La "convergence des luttes" est-elle en marche ? Malgré la répression, la contestation s’installe dans la durée et gagne en intensité. Aux côtés de Nuit debout, des étudiants et lycéens, de nouveaux secteurs entrent en action.
Le recours à l’article 49-3 de la Constitution n’a pas mis un coup d’arrêt au mouvement social contre la loi El-Khomri, bien au contraire. Jeudi 19 mai, septième journée nationale de mobilisation depuis le 9 mars, les cortèges étaient bien fournis [1] un peu partout en France, plus que lors des deux journées précédentes, et les participants ont affiché une détermination renforcée par l’inflexibilité du pouvoir.
Aux côtés des étudiants et lycéens, toujours aussi actifs, et du mouvement Nuit debout qui persiste à occuper les places, la nouveauté de la semaine est venue des grèves et actions de blocages menées par les salariés dans plusieurs secteurs stratégiques de l’économie, et qui promettent de s’inscrire dans la durée.Le tournant fait notamment suite à un durcissement de la position de la CGT, mise sous pression par sa base et excédée par le recours au 49-3. La centrale de Montreuil était jusqu’ici restée plus mesurée, au regard des mouvements de jeunesse et du syndicat Solidaires qui appelaient à une généralisation des grèves reconductibles depuis plusieurs semaines. Suivant un appel conjoint de la CGT Transports et de Force ouvrière (FO), les routiers sont entrés en action à partir du 16 mai, participant à de nombreuses actions de blocage un peu partout sur le territoire, en particulier sur des sites industriels, des raffineries et des dépôts de carburant.

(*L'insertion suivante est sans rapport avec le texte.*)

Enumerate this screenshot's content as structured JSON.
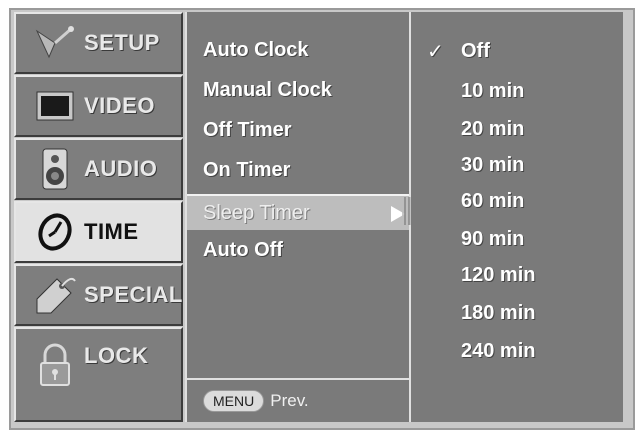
{
  "categories": [
    {
      "label": "SETUP",
      "icon": "satellite-icon"
    },
    {
      "label": "VIDEO",
      "icon": "tv-icon"
    },
    {
      "label": "AUDIO",
      "icon": "speaker-icon"
    },
    {
      "label": "TIME",
      "icon": "clock-icon",
      "active": true
    },
    {
      "label": "SPECIAL",
      "icon": "tag-icon"
    },
    {
      "label": "LOCK",
      "icon": "lock-icon"
    }
  ],
  "submenu": {
    "items": [
      "Auto Clock",
      "Manual Clock",
      "Off Timer",
      "On Timer",
      "Sleep Timer",
      "Auto Off"
    ],
    "selected_index": 4,
    "footer_key": "MENU",
    "footer_label": "Prev."
  },
  "options": {
    "items": [
      "Off",
      "10 min",
      "20 min",
      "30 min",
      "60 min",
      "90 min",
      "120 min",
      "180 min",
      "240 min"
    ],
    "checked_index": 0,
    "check_mark": "✓"
  },
  "colors": {
    "panel": "#7a7a7a",
    "active_tab": "#e2e2e2",
    "highlight": "#bdbdbd"
  }
}
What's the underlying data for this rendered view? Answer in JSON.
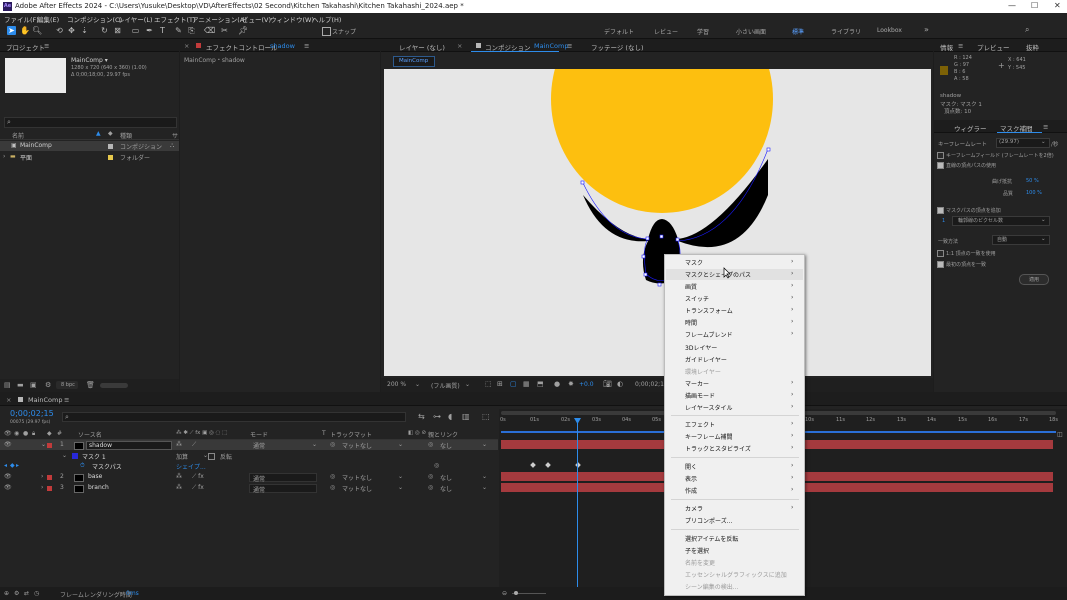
{
  "window": {
    "title": "Adobe After Effects 2024 - C:\\Users\\Yusuke\\Desktop\\VD\\AfterEffects\\02 Second\\Kitchen Takahashi\\Kitchen Takahashi_2024.aep *",
    "logo": "Ae"
  },
  "menu": [
    "ファイル(F)",
    "編集(E)",
    "コンポジション(C)",
    "レイヤー(L)",
    "エフェクト(T)",
    "アニメーション(A)",
    "ビュー(V)",
    "ウィンドウ(W)",
    "ヘルプ(H)"
  ],
  "toolbar": {
    "snap_label": "スナップ",
    "workspaces": [
      "デフォルト",
      "レビュー",
      "学習",
      "小さい画面",
      "標準",
      "ライブラリ",
      "Lookbox"
    ],
    "active_workspace": "標準"
  },
  "project": {
    "tab": "プロジェクト",
    "thumb_name": "MainComp ▾",
    "thumb_info": [
      "1280 x 720 (640 x 360) (1.00)",
      "Δ 0;00;18;00, 29.97 fps"
    ],
    "search_placeholder": "",
    "col_name": "名前",
    "col_type": "種類",
    "items": [
      {
        "name": "MainComp",
        "type": "コンポジション",
        "color": "#b7b7b7"
      },
      {
        "name": "平面",
        "type": "フォルダー",
        "color": "#e6c84c"
      }
    ],
    "footer_bpc": "8 bpc"
  },
  "effect_controls": {
    "tab": "エフェクトコントロール",
    "layer": "shadow",
    "path": "MainComp・shadow"
  },
  "viewer": {
    "tabs": [
      "レイヤー (なし)",
      "コンポジション MainComp",
      "フッテージ (なし)"
    ],
    "comp_tab_prefix": "コンポジション",
    "comp_tab_name": "MainComp",
    "breadcrumb": "MainComp",
    "zoom": "200 %",
    "quality": "(フル画質)",
    "exposure": "+0.0",
    "timecode": "0;00;02;15"
  },
  "info": {
    "tabs": [
      "情報",
      "プレビュー",
      "抜粋"
    ],
    "R": "R : 124",
    "G": "G : 97",
    "B": "B : 6",
    "A": "A : 58",
    "X": "X : 641",
    "Y": "Y : 545",
    "lines": [
      "shadow",
      "マスク: マスク 1",
      "頂点数: 10"
    ]
  },
  "mask_panel": {
    "tabs": [
      "ウィグラー",
      "マスク補間"
    ],
    "keyframe_rate_label": "キーフレームレート",
    "keyframe_rate": "(29.97)",
    "keyframe_rate_unit": "/秒",
    "opt1": "キーフレームフィールド (フレームレートを2倍)",
    "opt2": "直線の頂点パスの使用",
    "bend_label": "曲げ抵抗",
    "bend_value": "50 %",
    "quality_label": "品質",
    "quality_value": "100 %",
    "opt3": "マスクパスの頂点を追加",
    "vertex_value": "1",
    "vertex_mode": "輪郭線のピクセル数",
    "match_label": "一致方法",
    "match_value": "自動",
    "opt4": "1:1 頂点の一致を使用",
    "opt5": "最初の頂点を一致",
    "apply": "適用"
  },
  "timeline": {
    "tab": "MainComp",
    "timecode": "0;00;02;15",
    "fps": "00075 (29.97 fps)",
    "headers": [
      "ソース名",
      "モード",
      "トラックマット",
      "親とリンク"
    ],
    "ruler": [
      "0s",
      "01s",
      "02s",
      "03s",
      "04s",
      "05s",
      "06s",
      "07s",
      "08s",
      "09s",
      "10s",
      "11s",
      "12s",
      "13s",
      "14s",
      "15s",
      "16s",
      "17s",
      "18s"
    ],
    "layers": [
      {
        "num": "1",
        "name": "shadow",
        "mode": "通常",
        "matte": "マットなし",
        "parent": "なし",
        "color": "#c23b3b"
      },
      {
        "num": "2",
        "name": "base",
        "mode": "通常",
        "matte": "マットなし",
        "parent": "なし",
        "color": "#c23b3b"
      },
      {
        "num": "3",
        "name": "branch",
        "mode": "通常",
        "matte": "マットなし",
        "parent": "なし",
        "color": "#c23b3b"
      }
    ],
    "mask_row": {
      "name": "マスク 1",
      "mode": "加算",
      "invert": "反転"
    },
    "path_row": {
      "name": "マスクパス",
      "value": "シェイプ..."
    },
    "footer": "フレームレンダリング時間",
    "footer_value": "0ms"
  },
  "context_menu": {
    "items": [
      {
        "label": "マスク",
        "sub": true
      },
      {
        "label": "マスクとシェイプのパス",
        "sub": true,
        "hover": true
      },
      {
        "label": "画質",
        "sub": true
      },
      {
        "label": "スイッチ",
        "sub": true
      },
      {
        "label": "トランスフォーム",
        "sub": true
      },
      {
        "label": "時間",
        "sub": true
      },
      {
        "label": "フレームブレンド",
        "sub": true
      },
      {
        "label": "3Dレイヤー"
      },
      {
        "label": "ガイドレイヤー"
      },
      {
        "label": "環境レイヤー",
        "disabled": true
      },
      {
        "label": "マーカー",
        "sub": true
      },
      {
        "label": "描画モード",
        "sub": true
      },
      {
        "label": "レイヤースタイル",
        "sub": true
      },
      {
        "label": "エフェクト",
        "sub": true,
        "sep_before": true
      },
      {
        "label": "キーフレーム補間",
        "sub": true
      },
      {
        "label": "トラックとスタビライズ",
        "sub": true
      },
      {
        "label": "開く",
        "sub": true,
        "sep_before": true
      },
      {
        "label": "表示",
        "sub": true
      },
      {
        "label": "作成",
        "sub": true
      },
      {
        "label": "カメラ",
        "sub": true,
        "sep_before": true
      },
      {
        "label": "プリコンポーズ..."
      },
      {
        "label": "選択アイテムを反転",
        "sep_before": true
      },
      {
        "label": "子を選択"
      },
      {
        "label": "名前を変更",
        "disabled": true
      },
      {
        "label": "エッセンシャルグラフィックスに追加",
        "disabled": true
      },
      {
        "label": "シーン編集の検出...",
        "disabled": true
      }
    ]
  },
  "colors": {
    "accent": "#2d8ceb",
    "comp_bg": "#e6e6e6",
    "yellow": "#fdbf0f",
    "layer_bar": "#a53a3e",
    "label_red": "#c23b3b",
    "timecode": "#2d8ceb"
  }
}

Dans les raffineries, « plus vite et plus fort qu’en 2010 » ?
Dans certaines villes comme Le Havre, place forte du mouvement syndical bloquée durant plusieurs jours, ou Saint-Nazaire, des actions ont été menées avec les salariés des ports et des docks, très remontés eux-aussi. Une première série de grèves et de blocages ont visé les raffineries et dépôts pétroliers, entraînant des mesures de rationnement du carburant dans une dizaine de départements. Vendredi, la CGT-Pétrole entendait durcir encore le mouvement, appelant « à ce que les raffineries arrêtent leurs installations de production de produits pétroliers ». Le mouvement semble prendre rapidement, « plus vite et plus fort qu’en 2010 » selon Sébastien Varagnol, responsable CGT sur le site pétrochimique de Lavéra dans le Sud-Est de la France, joint par Regards.De fait, dans le courant du week-end, les salariés des raffineries de Gonfreville-l’Orcher près du Havre, de Feyzin près de Lyon et de Donges en Loire-Atlantique avaient voté l’arrêt des installations, un processus qui prendra plusieurs jours [2]. Toujours près du Havre, la raffinerie ExxonMobil de Notre-Dame-de-Gravenchon était bloquée en fin de semaine, tandis que celle de Grandpuits en Seine-et-Marne a stoppé ses expéditions, de même que deux des trois raffineries du site pétrochimique de l’étang de Berre près de Marseille, où le personnel est en grève et sur le point, là-aussi, de stopper les installations. Ce sont donc, au total, au moins cinq des huit raffineries françaises qui sont aujourd’hui engagées sur la voie d’un arrêt de leur production. « On ira jusqu’à la pénurie », prévient Sébastien Varagnol.
Les cheminots en embuscade
Les regards sont aussi tournés vers le mouvement des cheminots, mobilisés contre une réforme globale des conditions de travail de leur secteur, mais aussi contre la loi travail. Étudiants, lycéens et militants de Nuit debout appellent à une "convergence des luttes" depuis plusieurs semaines, comptent beaucoup sur une éventuelle entrée en grève reconductible des agents de la SNCF, et leur ont signifié leur soutien par plusieurs actions communes. Les cheminots ont bel et bien franchi un cap cette semaine, avec le préavis de grève déposé par la fédération CGT du secteur, appelant les agents à débrayer 48 heures par semaine, chaque mercredi et chaque jeudi.